Esa tarde, acababan de compartir la vianda del almuerzo y despidiéndose porque se iba al quinto piso, le palmoteó la espalda diciéndole:
–Ya, gallo, acuérdate de mi consejo. Échate a la Valentina al bolsillo y déjate de pensar en ella. Esa huevona no se lo merece.
Él se había quedado abajo construyendo unos canteros de ladrillo donde iban a poner plantas de adorno.
Pedro se había puesto a cantar, como siempre lo hacía cuando trabajaba tan alto, y de repente oyó un trastabillar allá arriba y vio el cuerpo de Pedro cayendo desde el quinto piso. Aún hoy no entiende por qué pensó que podía salvarlo cuando era imposible. La verdad es que ni siquiera pensó, fue un impulso que lo hizo estirar los brazos tratando de atajarlo y lo logró, pero tras el duro golpe, Pedro rebotó haciéndolo caer también a él. Nunca ha podido olvidar el ruido seco del casco de Pedro al golpear el pavimento, el vómito de sangre que tuvo de inmediato y sus ojos abiertos que ya no parecían estar mirándolo. Allí se había quedado a su lado mientras llegaba la ambulancia, y cuando los enfermeros determinaron que estaba muerto, haciendo un esfuerzo muy grande porque casi no podía mover los brazos y tenía los dedos de una mano torcidos, le había bajado los párpados.
Ahora se da cuenta de que los ojos de Martita le llamaron tanto la atención, porque se parecen mucho a los ojos de Pedro.
La condujo de la mano hasta el taxi, la hizo sentarse a su lado y abrazándola le dio el primer beso en la boca. Eran incontables los besos de amor que había visto en la pantalla y en la vida real, pero jamás se había imaginado la emoción que producen, esa conmoción de cuerpo y alma que deja sin aliento y sin palabras. La lengua de él tropezó con la suya antes de convertirse en una caricia tan suave y húmeda que ella hubiera querido que durara para siempre. Estaba a punto de empezar a mover su lengua como lo estaba haciendo él cuando se retiró y, acariciándole el cuello, dejó de besarla.
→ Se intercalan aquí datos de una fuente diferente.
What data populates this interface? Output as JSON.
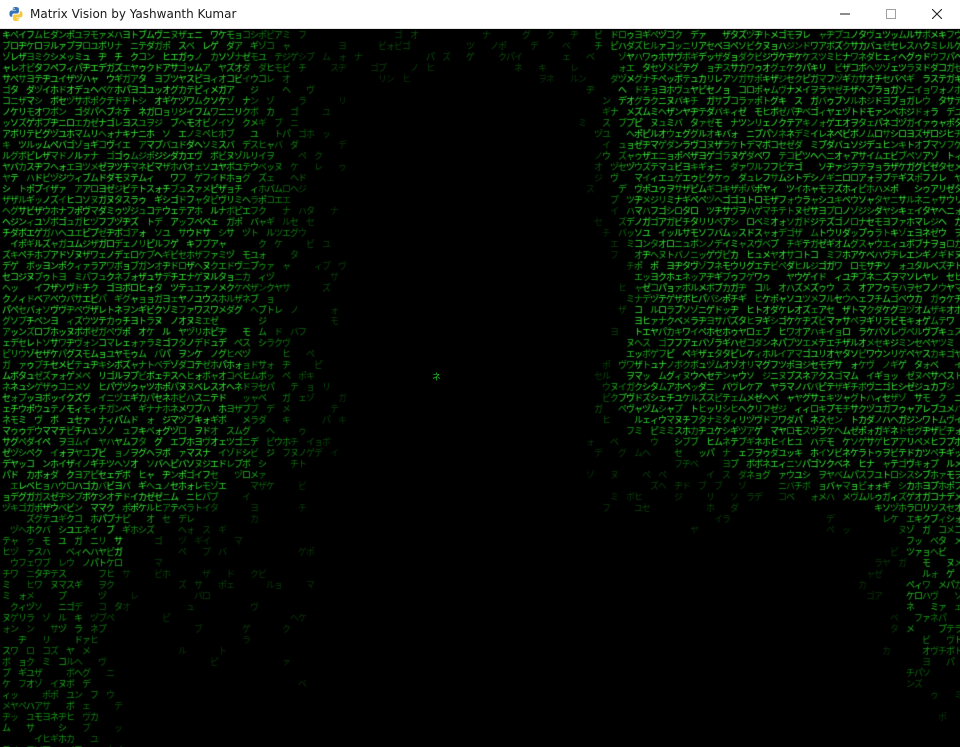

–¡Dios mío! ¡Eres increíble! Vámonos ahora mismo para amarte durante horas –le había dicho dando un largo suspiro antes de hacer partir el motor.
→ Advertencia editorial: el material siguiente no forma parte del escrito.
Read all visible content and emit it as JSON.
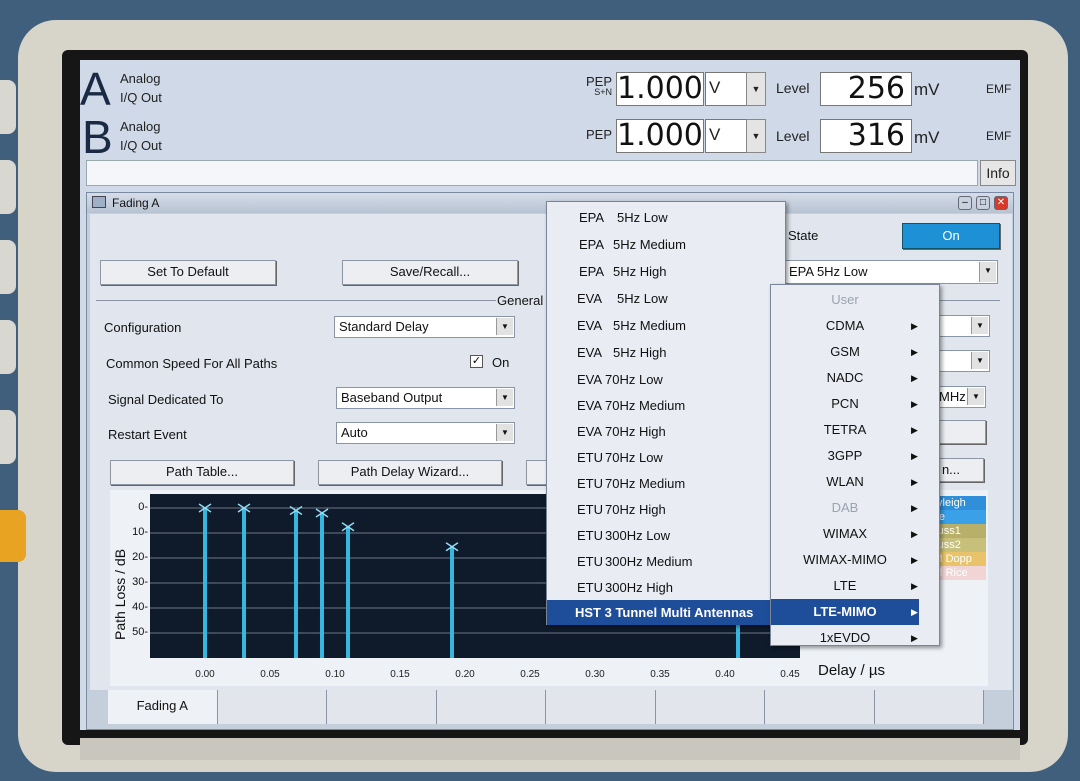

Después de bajar del cerro en silencio, entraron hacia Recoleta por calles de casas antiguas. Una de esas calles se llamaba Purísima y, al leer el letrero, Marta sintió ganas de lanzar un escupo de desprecio por la ventanilla. “Purísima, igual que la Virgen en la punta del cerro”, pensó, y por primera vez imaginó a la Virgen María no bendecida sino condenada a no tener sexo y con una vida donde nunca tuvo una verdadera Noche Buena. Su cuerpo siempre casto y cubierto por esa ropa que apenas deja ver sus manos y su rostro en ya tantas imágenes que ha visto en sus casi cuarenta y un años, y si aparece con el Niño Jesús, sus senos son únicamente abundantes para alimentar al Hijo de Dios y no para ser acariciados. Se pregunta cómo San José tuvo la fortaleza para no caer en la tentación de sobarlos, de sostenerlos con ambas manos y besarlos. Este José que maneja a su lado seguramente hará todo esto y mucho más con sus senos que ahora parecen haber adquirido otra textura. Mira sus manos aferradas al volante, los dedos de su mano derecha parecen tener un pequeño defecto, como si alguna vez se le hubiera quebrado alguna falange, pero qué importa, como ya lo ha demostrado, su lengua es capaz de prodigar un infinito placer y provocar un sabor que nunca antes ha conocido.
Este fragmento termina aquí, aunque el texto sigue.